The way to overcome this is obviouslty to shield the passport in the same way as the Oyster Card above. However the same laws of physics apply, so you cannot put the chip and antenna into the cover of the passport if you intend to shield it with aluminium etc.
You end up having to have a thickly laminated page, effectively a smartcard , bound into the passport booklet (border control visa ink pad stamps are not going to be phased out). You could then shield the covers of the passport booklet.
This means that instead of a convenient, rapid check like the Oyster card, such a passport will involve fumbling to get the covers open to expose the smartcard page inside, and then presenting it to the reader device. Why on earth couldn't they have used a contact smartcard, like millions of "Chip and PIN" credit cards, or an optical barcode system, which can be read by laser without the risk of it ever being read secretly through your clothes or luggae by radio ?
If the US style passport is not shielded (still an option), and people go for the home brew or commercial (there must be millions of leather and other passport wallets on the market) shielded passport holder, then experience with the Oyster Card shows that you will have to remove the passport from this shielded wallet for it to work. Simply flipping it open will not be sufficient, especially if the offical passport readers are deliberately detuned to only work at a vey short range (so as not to get confused by the next people in the invetiable queue).
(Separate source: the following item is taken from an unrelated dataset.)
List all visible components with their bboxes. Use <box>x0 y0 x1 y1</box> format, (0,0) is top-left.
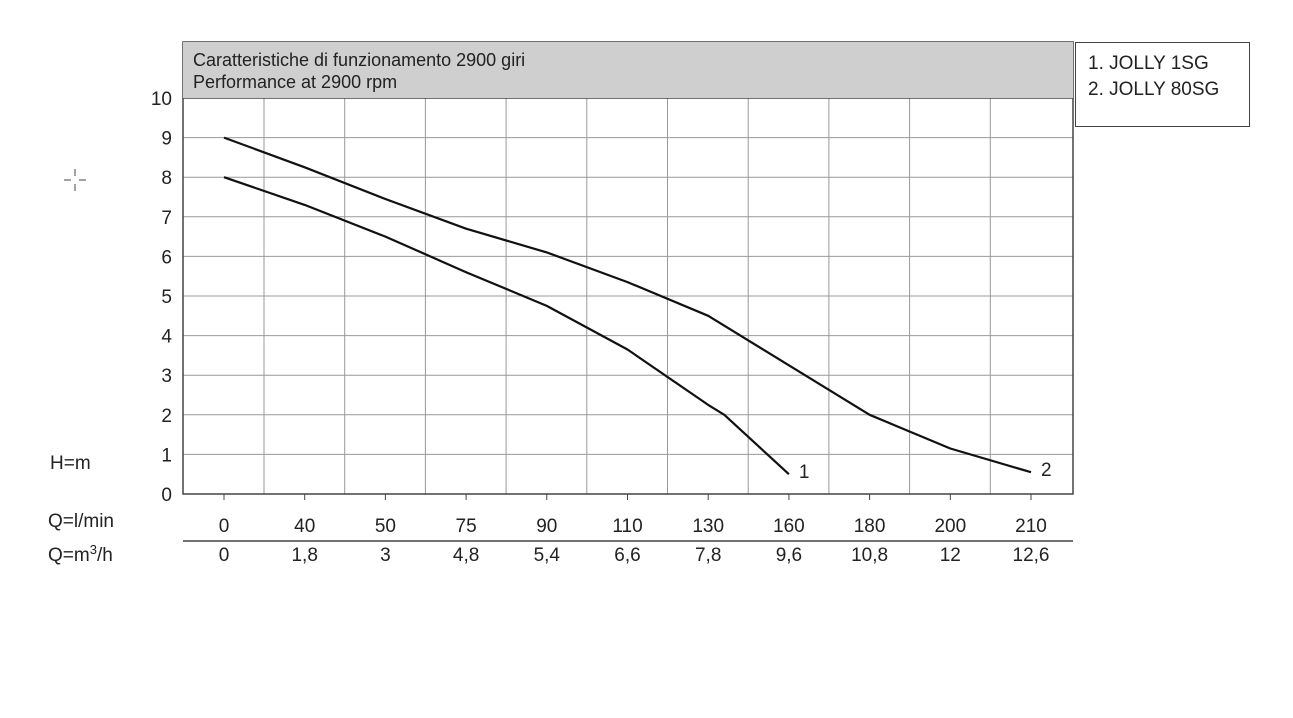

All the worries about "see under your clothes" snooping devices applies even more to such shielded passports - this equipment is being introduced in airports first, as it is still expensive. Therefore there will be a number of "false positives" where people are suspected of carrying weapons, explosives or drugs, simply on the basis of their shielded passport holders which will show up in high contrast aginst their "naked" bodies.
Obviously when this happens too many times, the security gurds will become lax, and criminals will start to smuggle small amounts of drugs, explosives or sharp weapons, within the shielded passport holder itself.